Generell ist die Zahl der von
Armut betroffenen Menschen in Deutschland in den 2010er-Jahren trotz
wirtschaftlichen Erfolgs gestiegen. Schon lange bekannt ist dabei, dass manche Gruppen – alleinerziehende Mütter, Menschen ohne Bildungsabschluss und
ohne Arbeit, oder Menschen mit Migrationshintergrund – deutlich häufiger von
Armut betroffen sind. Ein wichtiger blinder Fleck war
bisher aber die Rolle von Rassismus, der nun durch die neue Studie aufgedeckt
wurde.
Wissen sollte man, dass Menschen als von Armut gefährdet gelten, wenn sie in Haushalten leben, die
weniger als 60 Prozent des mittleren Einkommens zur Verfügung haben. So liegt das Armutsrisiko
bei muslimischen Männern bei 41 Prozent und ist damit viel höher als im Vergleich mit allen in Deutschland lebenden Menschen, für die das Risiko mit 15 Prozent zu beziffern ist. Betrachtet man nur Personen, die als nicht rassistisch-markiert gelten, überspitzt formuliert könnte man auch von Personen sprechen, die eher als „biodeutsch“ gelesen werde, so beträgt deren Armutsrisiko nur 9 Prozent.

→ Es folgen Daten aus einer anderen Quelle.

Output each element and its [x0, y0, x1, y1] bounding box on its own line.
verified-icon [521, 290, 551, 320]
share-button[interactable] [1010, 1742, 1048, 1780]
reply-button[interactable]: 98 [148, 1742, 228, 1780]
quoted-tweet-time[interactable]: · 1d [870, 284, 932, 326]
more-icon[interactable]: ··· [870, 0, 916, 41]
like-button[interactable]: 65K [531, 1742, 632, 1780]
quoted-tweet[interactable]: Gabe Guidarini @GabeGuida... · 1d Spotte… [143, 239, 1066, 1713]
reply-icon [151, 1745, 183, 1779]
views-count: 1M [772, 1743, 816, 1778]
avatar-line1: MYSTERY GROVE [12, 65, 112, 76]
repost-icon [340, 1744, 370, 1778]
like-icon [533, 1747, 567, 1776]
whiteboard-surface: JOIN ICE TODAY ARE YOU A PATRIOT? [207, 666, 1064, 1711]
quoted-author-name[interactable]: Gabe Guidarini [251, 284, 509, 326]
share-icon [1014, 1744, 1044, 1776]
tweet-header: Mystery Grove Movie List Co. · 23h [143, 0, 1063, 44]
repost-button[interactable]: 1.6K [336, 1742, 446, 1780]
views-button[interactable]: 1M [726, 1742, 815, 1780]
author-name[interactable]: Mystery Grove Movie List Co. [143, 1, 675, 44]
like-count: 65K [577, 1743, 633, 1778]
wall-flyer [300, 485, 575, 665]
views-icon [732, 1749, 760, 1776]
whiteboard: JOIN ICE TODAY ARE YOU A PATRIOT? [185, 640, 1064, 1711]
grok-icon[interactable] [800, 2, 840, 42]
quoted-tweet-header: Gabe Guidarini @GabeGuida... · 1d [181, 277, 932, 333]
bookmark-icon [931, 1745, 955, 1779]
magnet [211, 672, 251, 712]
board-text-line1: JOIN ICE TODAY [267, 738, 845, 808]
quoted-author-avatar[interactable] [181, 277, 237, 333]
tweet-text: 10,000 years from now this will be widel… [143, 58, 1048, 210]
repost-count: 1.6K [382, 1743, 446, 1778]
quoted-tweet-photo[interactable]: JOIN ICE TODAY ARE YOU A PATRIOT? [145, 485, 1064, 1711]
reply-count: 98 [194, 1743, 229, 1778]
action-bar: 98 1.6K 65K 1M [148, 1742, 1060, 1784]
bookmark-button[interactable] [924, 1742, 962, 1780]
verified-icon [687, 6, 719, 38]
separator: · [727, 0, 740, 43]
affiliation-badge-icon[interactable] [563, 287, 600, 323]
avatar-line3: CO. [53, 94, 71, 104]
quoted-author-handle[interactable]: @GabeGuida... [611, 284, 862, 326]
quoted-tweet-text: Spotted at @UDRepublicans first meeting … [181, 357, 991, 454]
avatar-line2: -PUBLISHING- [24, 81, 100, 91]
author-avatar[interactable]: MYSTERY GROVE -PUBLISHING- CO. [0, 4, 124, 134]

Nun könnte man einwenden, dass zum Beispiel unter Musliminnen und Muslimen viele Menschen sind, die noch nicht lange in Deutschland leben und die vielleicht in einem Asylverfahren sind und daher nicht oder nur eingeschränkt erwerbstätig sind. Rassistisch markierte Menschen sind entsprechend weniger häufig in Beschäftigung, haben einen geringeren Bildungsabschluss und andere soziodemografische Eigenschaften, die eher Armut bedingen. Man kann diese Faktoren methodisch für den wissenschaftlichen Vergleich korrigieren – und selbst nach Korrektur für diese Unterschiede beträgt das
Armutsrisiko bei muslimischen Männern noch immer mindestens 33 Prozent, bei
asiatischen Männern 27 Prozent und bei schwarzen Männern 20 Prozent. Diese Zahlen für die
korrespondierenden Gruppen ist für Frauen nur geringfügig niedriger.
Die Vermutung liegt nahe, dass diese riesigen Unterschiede in der Armutsgefährdung vor
allem daran liegen könnten, dass rassistisch markierte Menschen nicht nur
selbst häufig eine geringere Bildung und Qualifizierung besitzen und weniger
arbeiten, sondern dass dies auch auf ihre Familienmitglieder zutrifft.
Daher ist es bemerkenswert, dass das Armutsrisiko selbst dann enorm hoch ist, wenn rassistisch
markierte Menschen einen hohen Bildungsabschluss, also mindestens ein Studium mit einem Bachelor-Abschluss abgeschlossen oder eine Meisterprüfung erfolgreich absolviert haben und in Vollzeit beschäftigt sind. Bei in Vollzeit
beschäftigten muslimischen Männern ist das Armutsrisiko mit 21 Prozent mehr als
viermal höher als das von nicht rassistisch markierten Männern in Vollzeit.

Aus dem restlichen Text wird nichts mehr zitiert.